棠小声问图南:“墓室关上了就不再打开,那这条甬道的墓室都住满了呢?”
献道:“待到最后一间墓室住满,这条甬道的入口也会封死,不再打开。”
“那以后的死者葬哪?”
献莞尔:“还有其它甬道,除非有一日风神教失去存在的土壤,否则风神陵永远不会封墓。”
棠好奇的问:“那风神的墓室在哪条甬道?”
献愣住。
夏道:“风神还活着,没有墓室。”
献道:“虽然人还没死,但有墓室的,风神的墓室是风神陵中修建的第一座墓室。”
夏奇道:“最早的墓室甬道不都封死了吗?”
虽然就算不封死也没人能找到,数千载的时间,高岸为谷、深谷为陵,何况陵墓。
献解释道:“有两个入口,大的入口封死了,小的没有,不过只有风神知道小的入口在哪,与封死也没什么区别。”
图南道:“那她不会每隔一段时间就进去添点墓志和砖画吧?”
“那也太麻烦了,应该不会。”献答。
图南看了眼献,虽然用的是应该,但你的语气是不是太笃定了?
献问图南:“要一起去吃饭吗?你来风神陵这么久,咱俩还没聚过呢。”
图南道:“吃,但不要大鱼大肉,我这段时间吃鱼吃肉快吃伤了,宴饮上一水大鱼大肉,怎么浓油赤酱怎么来,虽然配米饭蒸饼超下饭,但太长肉了。而每天一顿大鱼大肉还行,一天好几顿不论人还是鱼都受不了,你说风神教怎么这么鼓励吃肉蛋奶?”
献答:“大概是因为风神教不这么鼓励,世俗就会鼓励女人少吃肉多吃菜,最好不要吃肉,吃素才是美。”
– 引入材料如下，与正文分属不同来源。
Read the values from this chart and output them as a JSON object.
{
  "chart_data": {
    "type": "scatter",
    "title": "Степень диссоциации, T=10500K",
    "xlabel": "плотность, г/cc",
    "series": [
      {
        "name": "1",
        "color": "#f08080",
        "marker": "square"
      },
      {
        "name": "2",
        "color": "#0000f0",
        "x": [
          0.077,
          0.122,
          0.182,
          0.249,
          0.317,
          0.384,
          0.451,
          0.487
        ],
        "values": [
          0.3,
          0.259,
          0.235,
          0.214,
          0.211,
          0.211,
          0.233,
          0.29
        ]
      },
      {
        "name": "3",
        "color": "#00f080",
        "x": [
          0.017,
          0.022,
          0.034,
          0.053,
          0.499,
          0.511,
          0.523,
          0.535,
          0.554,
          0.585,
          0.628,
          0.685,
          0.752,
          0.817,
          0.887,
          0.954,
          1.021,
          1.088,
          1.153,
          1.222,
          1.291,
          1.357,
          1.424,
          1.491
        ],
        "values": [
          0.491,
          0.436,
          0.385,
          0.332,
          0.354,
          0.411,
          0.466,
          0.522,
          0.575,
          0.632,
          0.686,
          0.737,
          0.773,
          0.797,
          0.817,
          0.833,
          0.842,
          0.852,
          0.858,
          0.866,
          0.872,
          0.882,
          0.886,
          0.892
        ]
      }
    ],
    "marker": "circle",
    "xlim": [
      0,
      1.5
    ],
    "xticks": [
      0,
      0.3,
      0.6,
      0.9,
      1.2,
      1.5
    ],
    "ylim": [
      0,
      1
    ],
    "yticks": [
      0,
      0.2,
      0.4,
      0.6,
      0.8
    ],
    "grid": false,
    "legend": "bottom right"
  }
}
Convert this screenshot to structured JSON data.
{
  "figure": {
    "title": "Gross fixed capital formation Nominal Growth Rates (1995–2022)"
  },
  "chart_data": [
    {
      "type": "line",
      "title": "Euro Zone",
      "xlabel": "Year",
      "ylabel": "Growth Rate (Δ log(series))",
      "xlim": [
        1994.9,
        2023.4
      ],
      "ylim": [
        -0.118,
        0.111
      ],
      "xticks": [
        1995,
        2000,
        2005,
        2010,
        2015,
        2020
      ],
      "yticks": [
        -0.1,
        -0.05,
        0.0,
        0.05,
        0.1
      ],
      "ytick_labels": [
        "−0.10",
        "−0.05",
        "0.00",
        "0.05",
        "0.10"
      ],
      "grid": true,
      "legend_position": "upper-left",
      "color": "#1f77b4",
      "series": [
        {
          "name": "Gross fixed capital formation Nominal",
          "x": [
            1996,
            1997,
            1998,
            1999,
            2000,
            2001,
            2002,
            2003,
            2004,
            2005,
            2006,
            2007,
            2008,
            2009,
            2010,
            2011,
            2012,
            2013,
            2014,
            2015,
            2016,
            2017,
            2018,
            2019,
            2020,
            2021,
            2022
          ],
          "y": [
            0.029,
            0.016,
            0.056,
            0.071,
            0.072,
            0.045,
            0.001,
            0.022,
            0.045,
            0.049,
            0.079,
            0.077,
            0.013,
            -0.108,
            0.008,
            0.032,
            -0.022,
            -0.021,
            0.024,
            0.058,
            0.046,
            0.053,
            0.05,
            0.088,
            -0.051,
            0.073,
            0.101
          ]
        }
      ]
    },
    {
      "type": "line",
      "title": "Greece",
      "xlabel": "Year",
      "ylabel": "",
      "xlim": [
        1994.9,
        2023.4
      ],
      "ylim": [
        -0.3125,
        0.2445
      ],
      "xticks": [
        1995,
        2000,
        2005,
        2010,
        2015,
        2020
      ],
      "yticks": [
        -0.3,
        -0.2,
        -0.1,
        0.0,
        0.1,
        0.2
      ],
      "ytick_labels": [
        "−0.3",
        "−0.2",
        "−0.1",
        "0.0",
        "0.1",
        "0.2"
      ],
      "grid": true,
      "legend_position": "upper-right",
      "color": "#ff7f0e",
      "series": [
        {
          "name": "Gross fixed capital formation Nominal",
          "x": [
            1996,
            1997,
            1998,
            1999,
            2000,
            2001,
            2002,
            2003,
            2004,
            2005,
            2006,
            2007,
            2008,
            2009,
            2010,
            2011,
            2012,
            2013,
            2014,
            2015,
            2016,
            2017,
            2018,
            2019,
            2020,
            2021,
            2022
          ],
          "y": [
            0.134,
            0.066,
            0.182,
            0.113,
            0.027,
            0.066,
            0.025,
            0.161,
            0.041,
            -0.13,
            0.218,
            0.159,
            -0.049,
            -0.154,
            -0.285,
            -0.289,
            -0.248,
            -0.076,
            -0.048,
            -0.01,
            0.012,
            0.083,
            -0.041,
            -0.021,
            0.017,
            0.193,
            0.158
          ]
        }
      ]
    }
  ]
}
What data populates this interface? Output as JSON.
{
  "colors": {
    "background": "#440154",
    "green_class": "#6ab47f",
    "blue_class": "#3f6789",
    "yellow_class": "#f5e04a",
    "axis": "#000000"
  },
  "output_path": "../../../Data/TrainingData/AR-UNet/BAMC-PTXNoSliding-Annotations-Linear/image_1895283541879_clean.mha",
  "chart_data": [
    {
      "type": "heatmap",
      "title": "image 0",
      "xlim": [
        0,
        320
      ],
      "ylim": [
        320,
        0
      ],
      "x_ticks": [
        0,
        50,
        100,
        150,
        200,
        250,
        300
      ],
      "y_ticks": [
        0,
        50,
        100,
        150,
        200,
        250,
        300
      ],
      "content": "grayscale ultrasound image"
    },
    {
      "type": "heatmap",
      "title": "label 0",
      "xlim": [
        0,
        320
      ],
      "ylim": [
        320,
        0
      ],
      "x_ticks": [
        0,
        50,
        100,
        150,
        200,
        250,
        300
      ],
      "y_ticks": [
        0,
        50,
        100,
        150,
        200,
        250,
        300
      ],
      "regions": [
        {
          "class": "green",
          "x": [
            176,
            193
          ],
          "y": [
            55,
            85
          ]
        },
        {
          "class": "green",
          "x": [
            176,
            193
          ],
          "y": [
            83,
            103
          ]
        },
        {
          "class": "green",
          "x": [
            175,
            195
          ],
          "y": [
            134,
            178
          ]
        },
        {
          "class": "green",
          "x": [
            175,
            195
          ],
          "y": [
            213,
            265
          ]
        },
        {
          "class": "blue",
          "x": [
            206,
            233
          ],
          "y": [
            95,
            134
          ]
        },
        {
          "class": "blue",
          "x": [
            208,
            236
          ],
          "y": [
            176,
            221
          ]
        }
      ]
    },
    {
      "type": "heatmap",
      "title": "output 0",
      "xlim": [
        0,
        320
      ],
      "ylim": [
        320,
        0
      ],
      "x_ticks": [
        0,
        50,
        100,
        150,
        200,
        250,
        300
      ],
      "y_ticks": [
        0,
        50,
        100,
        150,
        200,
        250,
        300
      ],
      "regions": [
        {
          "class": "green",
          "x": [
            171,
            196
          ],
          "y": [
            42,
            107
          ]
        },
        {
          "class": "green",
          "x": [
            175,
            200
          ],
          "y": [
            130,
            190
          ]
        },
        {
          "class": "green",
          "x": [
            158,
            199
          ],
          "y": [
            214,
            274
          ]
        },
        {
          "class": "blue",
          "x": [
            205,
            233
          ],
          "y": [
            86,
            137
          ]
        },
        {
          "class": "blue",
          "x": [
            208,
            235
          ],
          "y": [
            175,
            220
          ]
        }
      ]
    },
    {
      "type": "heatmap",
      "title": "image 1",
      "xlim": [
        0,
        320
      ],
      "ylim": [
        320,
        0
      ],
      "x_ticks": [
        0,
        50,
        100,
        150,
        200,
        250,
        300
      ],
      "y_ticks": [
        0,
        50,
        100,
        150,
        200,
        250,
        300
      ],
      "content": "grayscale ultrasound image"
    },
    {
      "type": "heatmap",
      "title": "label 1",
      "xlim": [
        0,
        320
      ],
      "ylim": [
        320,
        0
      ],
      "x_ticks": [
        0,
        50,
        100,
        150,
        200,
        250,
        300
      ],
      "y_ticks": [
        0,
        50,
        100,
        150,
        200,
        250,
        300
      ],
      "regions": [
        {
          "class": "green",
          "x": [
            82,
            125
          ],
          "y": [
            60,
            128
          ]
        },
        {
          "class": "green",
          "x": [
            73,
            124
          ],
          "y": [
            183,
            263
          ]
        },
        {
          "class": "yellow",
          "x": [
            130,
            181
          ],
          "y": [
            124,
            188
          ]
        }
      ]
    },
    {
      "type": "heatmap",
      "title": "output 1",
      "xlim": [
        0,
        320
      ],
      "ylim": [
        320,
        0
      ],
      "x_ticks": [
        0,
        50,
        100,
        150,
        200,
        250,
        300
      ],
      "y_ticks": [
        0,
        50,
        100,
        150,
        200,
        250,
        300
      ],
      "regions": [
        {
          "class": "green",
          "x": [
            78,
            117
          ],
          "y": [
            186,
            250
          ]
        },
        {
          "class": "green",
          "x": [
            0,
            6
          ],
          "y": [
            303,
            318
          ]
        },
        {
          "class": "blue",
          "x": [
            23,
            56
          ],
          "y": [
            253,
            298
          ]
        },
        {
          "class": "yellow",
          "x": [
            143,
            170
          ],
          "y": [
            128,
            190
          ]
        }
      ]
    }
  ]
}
图南愣了下。“我虽然不喜欢顿顿浓油赤酱,但饮食一点肉都没有,哪个正常人受得了?有病吧?”
献解释道:“没病,不吃肉就会长得不高,身上也没多少肉,气血不足,发生冲突时打起来可以轻易打赢。”
图南:“....你们陆地上一定很安逸。”
献疑惑。“此话怎讲?”
“只有极度安逸的环境才能整出这种自废武功的场外招,搁海里要是鼓励别人少吃肉多吃菜,形同谋杀。当海里的掠食海兽与大鱼都吃素吗?当鱼群生来就是俎上肉吗?当海里游泳不需要花力气吗?”
献想了想,道:“并不,打输了会被烤熟吃肉,也可能不烤,生吃,但不论哪种都是字面意义上的吃,在海里也有这种情况?”
图南:“....没有。”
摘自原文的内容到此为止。